Driving
Moving to Norway or just arrived? NorgeStart explains Norwegian bureaucracy, work, taxes, housing, healthcare and daily life in plain language — with an AI assistant that translates official letters and audits payslips.
Updated: 2026-07-06
Your foreign licence
- EU/EEA licence: valid as long as it's valid at home; exchange optional.
- Non-EU licence: you may drive up to 3 months after moving here. A few countries can exchange within 1 year (usually with a practical test); most others must take the full Norwegian licence (theory + practical + courses — often NOK 30–40k with lessons). Check your country: vegvesen.no.
Rules that surprise foreigners
- Alcohol limit 0.02% — one beer is too much. Penalties: fine of ~1.5 monthly salaries, licence loss, prison for higher levels. Morning-after driving counts too.
- Headlights on always, 24/7, all year.
- Default speed limits: 50 in built-up areas, 80 outside, 100–110 motorway. Fines are brutal (NOK 8 000+ for 15 over) and speed cameras (including average-speed pairs) are everywhere.
- Right-hand priority (høyreregelen): on unmarked residential roads, cars from the right have priority — surprises almost every foreigner.
- Pedestrian crossings: you MUST stop for anyone waiting, not just walking.
Winter driving
- Tyres must suit conditions — winter tyres (min 3 mm tread) on snow/ice; studded tyres allowed ~1 Nov to Easter (longer in the north); Oslo/Bergen/Trondheim charge a studded-tyre fee (~NOK 1 400/season).
- Mountain passes close or run convoys in storms — check vegvesen.no/175 before crossing in winter.
- Keep in the car: ice scraper, snow brush, jumper cables, blanket. An engine heater or EV preheat makes -15° mornings civilised.
Tolls, parking & EVs
- Tolls (bompenger) are charged by cameras — get an AutoPASS tag (20% discount); foreign-plated cars get invoices via Epass24. Oslo ring tolls: ~NOK 20–60 per pass depending on time/fuel.

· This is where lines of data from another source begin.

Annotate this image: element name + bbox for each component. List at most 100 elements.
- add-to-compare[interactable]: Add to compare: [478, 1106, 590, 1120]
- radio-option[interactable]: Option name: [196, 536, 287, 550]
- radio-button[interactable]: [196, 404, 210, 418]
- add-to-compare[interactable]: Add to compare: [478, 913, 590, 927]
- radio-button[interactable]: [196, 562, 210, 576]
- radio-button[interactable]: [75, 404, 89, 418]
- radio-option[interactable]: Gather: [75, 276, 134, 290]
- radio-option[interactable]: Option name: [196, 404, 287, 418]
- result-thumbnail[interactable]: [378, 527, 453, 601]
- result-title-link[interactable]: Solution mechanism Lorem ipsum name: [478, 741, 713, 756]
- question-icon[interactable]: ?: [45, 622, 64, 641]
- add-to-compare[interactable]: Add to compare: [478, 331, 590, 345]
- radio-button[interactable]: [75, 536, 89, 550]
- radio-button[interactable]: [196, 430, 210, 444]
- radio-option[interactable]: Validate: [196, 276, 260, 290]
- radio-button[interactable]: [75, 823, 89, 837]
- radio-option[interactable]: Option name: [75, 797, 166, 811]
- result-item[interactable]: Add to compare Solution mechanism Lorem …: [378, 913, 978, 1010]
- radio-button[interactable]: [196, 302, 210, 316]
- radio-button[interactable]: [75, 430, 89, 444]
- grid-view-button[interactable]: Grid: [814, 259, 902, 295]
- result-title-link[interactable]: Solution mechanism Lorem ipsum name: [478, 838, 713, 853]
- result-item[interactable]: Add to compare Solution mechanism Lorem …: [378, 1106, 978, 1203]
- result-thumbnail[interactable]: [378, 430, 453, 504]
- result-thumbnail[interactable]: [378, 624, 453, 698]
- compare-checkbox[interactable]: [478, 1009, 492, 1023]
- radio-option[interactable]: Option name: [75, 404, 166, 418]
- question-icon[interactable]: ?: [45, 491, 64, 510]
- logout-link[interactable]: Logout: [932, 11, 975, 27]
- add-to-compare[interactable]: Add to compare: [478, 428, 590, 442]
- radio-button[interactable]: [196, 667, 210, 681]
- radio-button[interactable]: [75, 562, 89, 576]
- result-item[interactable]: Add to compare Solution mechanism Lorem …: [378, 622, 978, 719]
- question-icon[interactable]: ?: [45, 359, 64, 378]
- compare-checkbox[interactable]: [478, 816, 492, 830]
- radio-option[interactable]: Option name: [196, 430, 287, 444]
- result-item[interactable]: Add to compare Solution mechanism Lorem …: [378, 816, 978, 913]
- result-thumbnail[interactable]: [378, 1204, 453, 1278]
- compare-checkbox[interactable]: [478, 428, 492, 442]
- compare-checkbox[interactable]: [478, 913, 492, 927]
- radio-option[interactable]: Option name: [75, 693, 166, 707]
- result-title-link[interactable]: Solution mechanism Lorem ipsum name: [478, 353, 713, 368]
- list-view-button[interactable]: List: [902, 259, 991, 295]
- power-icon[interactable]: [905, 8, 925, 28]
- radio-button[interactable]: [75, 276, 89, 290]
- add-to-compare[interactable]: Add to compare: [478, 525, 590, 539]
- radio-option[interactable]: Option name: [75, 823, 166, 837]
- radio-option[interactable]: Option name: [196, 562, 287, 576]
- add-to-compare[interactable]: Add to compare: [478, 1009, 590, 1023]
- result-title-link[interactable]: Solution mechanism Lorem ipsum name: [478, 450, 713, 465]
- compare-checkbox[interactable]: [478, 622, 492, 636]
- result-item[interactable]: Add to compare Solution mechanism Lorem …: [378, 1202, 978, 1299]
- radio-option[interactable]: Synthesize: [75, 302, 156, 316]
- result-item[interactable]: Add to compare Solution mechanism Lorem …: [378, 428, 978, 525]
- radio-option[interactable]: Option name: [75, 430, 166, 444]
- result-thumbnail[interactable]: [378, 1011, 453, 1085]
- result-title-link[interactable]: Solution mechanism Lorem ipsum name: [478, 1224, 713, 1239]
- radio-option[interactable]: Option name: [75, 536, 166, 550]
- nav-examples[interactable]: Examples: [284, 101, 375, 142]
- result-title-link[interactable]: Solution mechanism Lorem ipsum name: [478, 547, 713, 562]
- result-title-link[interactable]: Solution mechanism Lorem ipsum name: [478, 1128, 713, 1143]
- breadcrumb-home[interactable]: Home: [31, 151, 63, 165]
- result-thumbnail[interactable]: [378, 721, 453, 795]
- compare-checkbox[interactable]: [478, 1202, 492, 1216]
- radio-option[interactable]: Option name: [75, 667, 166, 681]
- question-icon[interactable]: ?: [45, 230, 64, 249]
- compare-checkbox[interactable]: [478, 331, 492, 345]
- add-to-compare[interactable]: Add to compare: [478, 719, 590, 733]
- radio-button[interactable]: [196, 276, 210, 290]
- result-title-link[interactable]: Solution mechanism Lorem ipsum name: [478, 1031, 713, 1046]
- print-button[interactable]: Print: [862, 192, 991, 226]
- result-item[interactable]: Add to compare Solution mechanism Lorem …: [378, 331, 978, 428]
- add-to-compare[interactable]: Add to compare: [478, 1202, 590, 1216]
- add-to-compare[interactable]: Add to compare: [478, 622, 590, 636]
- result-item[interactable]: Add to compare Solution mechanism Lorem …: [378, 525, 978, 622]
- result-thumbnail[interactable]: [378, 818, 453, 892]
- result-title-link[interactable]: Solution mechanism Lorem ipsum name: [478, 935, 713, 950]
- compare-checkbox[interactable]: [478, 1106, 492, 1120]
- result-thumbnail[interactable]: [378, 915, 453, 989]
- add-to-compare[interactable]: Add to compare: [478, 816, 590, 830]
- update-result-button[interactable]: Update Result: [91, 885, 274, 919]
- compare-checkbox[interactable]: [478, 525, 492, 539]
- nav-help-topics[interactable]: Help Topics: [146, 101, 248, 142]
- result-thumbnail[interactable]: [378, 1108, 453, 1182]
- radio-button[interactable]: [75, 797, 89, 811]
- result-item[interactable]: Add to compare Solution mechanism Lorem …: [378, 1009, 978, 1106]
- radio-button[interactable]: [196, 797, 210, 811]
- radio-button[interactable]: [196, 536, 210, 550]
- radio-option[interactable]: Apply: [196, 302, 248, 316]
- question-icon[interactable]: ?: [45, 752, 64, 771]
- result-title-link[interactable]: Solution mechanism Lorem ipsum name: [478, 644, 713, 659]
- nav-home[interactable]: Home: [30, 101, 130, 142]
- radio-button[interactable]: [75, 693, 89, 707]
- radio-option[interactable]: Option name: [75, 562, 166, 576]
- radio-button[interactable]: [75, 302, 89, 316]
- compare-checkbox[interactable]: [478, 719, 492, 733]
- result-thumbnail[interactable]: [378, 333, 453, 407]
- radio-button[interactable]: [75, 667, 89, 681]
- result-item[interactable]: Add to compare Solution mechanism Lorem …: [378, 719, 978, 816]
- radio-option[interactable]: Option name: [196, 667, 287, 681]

- Parking: read the signs (Norwegian only) and pay by app (EasyPark). Fines NOK 660–990 are routine; private wardens are diligent.
- Norway is the EV country — used EVs are cheap, tolls/parking often discounted, chargers everywhere (apps: Elton, Recharge, Tesla).
Bringing or buying a car
- Importing your car = customs + weight/CO₂ taxes — often NOT worth it for ordinary cars; calculate first at Skatteetaten.
- Buying used: check on finn.no; verify EU-kontroll (inspection) status and that no debt (heftelser) is registered on the car — debts follow the car in Norway!
- Yearly costs: insurance (NOK 6–15k), traffic insurance fee, EU-kontroll every 2 years.